Not in the traditional sense. Some of the most useful small tools I've encountered involve almost no code, prompt chains, simple automations, structured workflows. The thinking required is closer to logic design than software engineering, though the line blurs as you go deeper. Starting without a software background will add friction in certain places, but it won't stop you from building something genuinely useful.
What makes a small AI tool "stick" versus getting abandoned?
The tools I kept using solved a problem I ran into repeatedly, not one I anticipated. They also fit into something I was already doing, an existing habit or workflow, rather than requiring me to change my behaviour to accommodate them. If a tool asks too much of you upfront before delivering value, you'll quietly stop opening it.
How should I think about prompt design when I'm just starting out?
Treat it like writing a specification, not sending a message. Define what the input data will be, what you want the output to look like, and what should happen in edge cases. Then test it against those cases deliberately. The gap between a vague prompt and a structured one shows up almost immediately in output consistency.
How do I handle it when a model update breaks something that was working?
First, confirm it's actually the model and not something else that changed, context length, temperature setting, input format. If it is the model, try to isolate which part of the output changed. Document your prompts and expected outputs before any change lands, even informally. Treat model versioning the same way you'd treat a dependency update in any other project: cautiously, with tests.
Is it worth building tools only you will ever use?

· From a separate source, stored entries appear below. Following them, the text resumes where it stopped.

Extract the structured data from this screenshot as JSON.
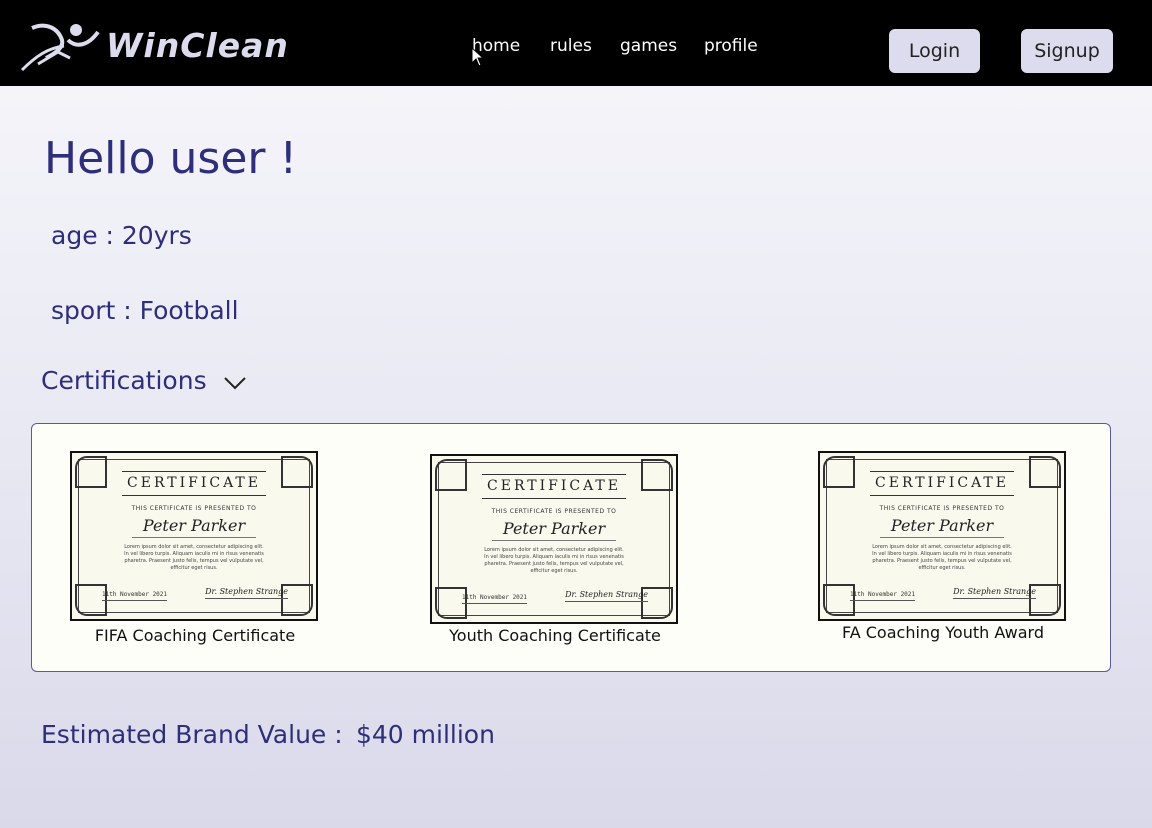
{
  "nav": {
    "logo_text": "WinClean",
    "links": [
      "home",
      "rules",
      "games",
      "profile"
    ],
    "login_label": "Login",
    "signup_label": "Signup"
  },
  "profile": {
    "greeting": "Hello user !",
    "age": "age : 20yrs",
    "sport": "sport : Football"
  },
  "certifications": {
    "header": "Certifications",
    "items": [
      {
        "caption": "FIFA Coaching Certificate",
        "heading": "CERTIFICATE",
        "subheading": "THIS CERTIFICATE IS PRESENTED TO",
        "recipient": "Peter Parker",
        "body": "Lorem ipsum dolor sit amet, consectetur adipiscing elit. In vel libero turpis. Aliquam iaculis mi in risus venenatis pharetra. Praesent justo felis, tempus vel vulputate vel, efficitur eget risus.",
        "date": "11th November 2021",
        "signature": "Dr. Stephen Strange"
      },
      {
        "caption": "Youth Coaching Certificate",
        "heading": "CERTIFICATE",
        "subheading": "THIS CERTIFICATE IS PRESENTED TO",
        "recipient": "Peter Parker",
        "body": "Lorem ipsum dolor sit amet, consectetur adipiscing elit. In vel libero turpis. Aliquam iaculis mi in risus venenatis pharetra. Praesent justo felis, tempus vel vulputate vel, efficitur eget risus.",
        "date": "11th November 2021",
        "signature": "Dr. Stephen Strange"
      },
      {
        "caption": "FA Coaching Youth Award",
        "heading": "CERTIFICATE",
        "subheading": "THIS CERTIFICATE IS PRESENTED TO",
        "recipient": "Peter Parker",
        "body": "Lorem ipsum dolor sit amet, consectetur adipiscing elit. In vel libero turpis. Aliquam iaculis mi in risus venenatis pharetra. Praesent justo felis, tempus vel vulputate vel, efficitur eget risus.",
        "date": "11th November 2021",
        "signature": "Dr. Stephen Strange"
      }
    ]
  },
  "brand": {
    "label": "Estimated Brand Value :",
    "value": "$40 million"
  },
  "colors": {
    "topbar": "#000000",
    "accent_text": "#2e2e7a",
    "button_bg": "#dcdcee"
  }
}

Yes, and not just as practice. The feedback loop when you're both builder and sole user is uniquely honest. You can't paper over a usability problem with a better onboarding flow. You either use the thing or you don't. That directness makes personal tools some of the most instructive projects you can take on. More thoughts on this kind of reflective building are scattered across the blog.
Where can I read more about your approach to building and thinking in public?
The home page has an overview of how I think about the work I do, and the blog collects essays like this one, mostly exploratory, occasionally technical, never quite finished in the way a tutorial would be. I write here when I've learned something uncomfortable enough to be worth recording.
I still have that note-summarisation tool open in a tab somewhere. I don't use it the way I intended. But occasionally, on a slow afternoon, I open it and try something new with it, adjust a prompt, change what it's looking through my notes for, see if it surprises me. Sometimes it does. I'm not sure what that says about building things: that the post-useful phase of a project can be weirdly generative, or just that I find it hard to let go. Probably both.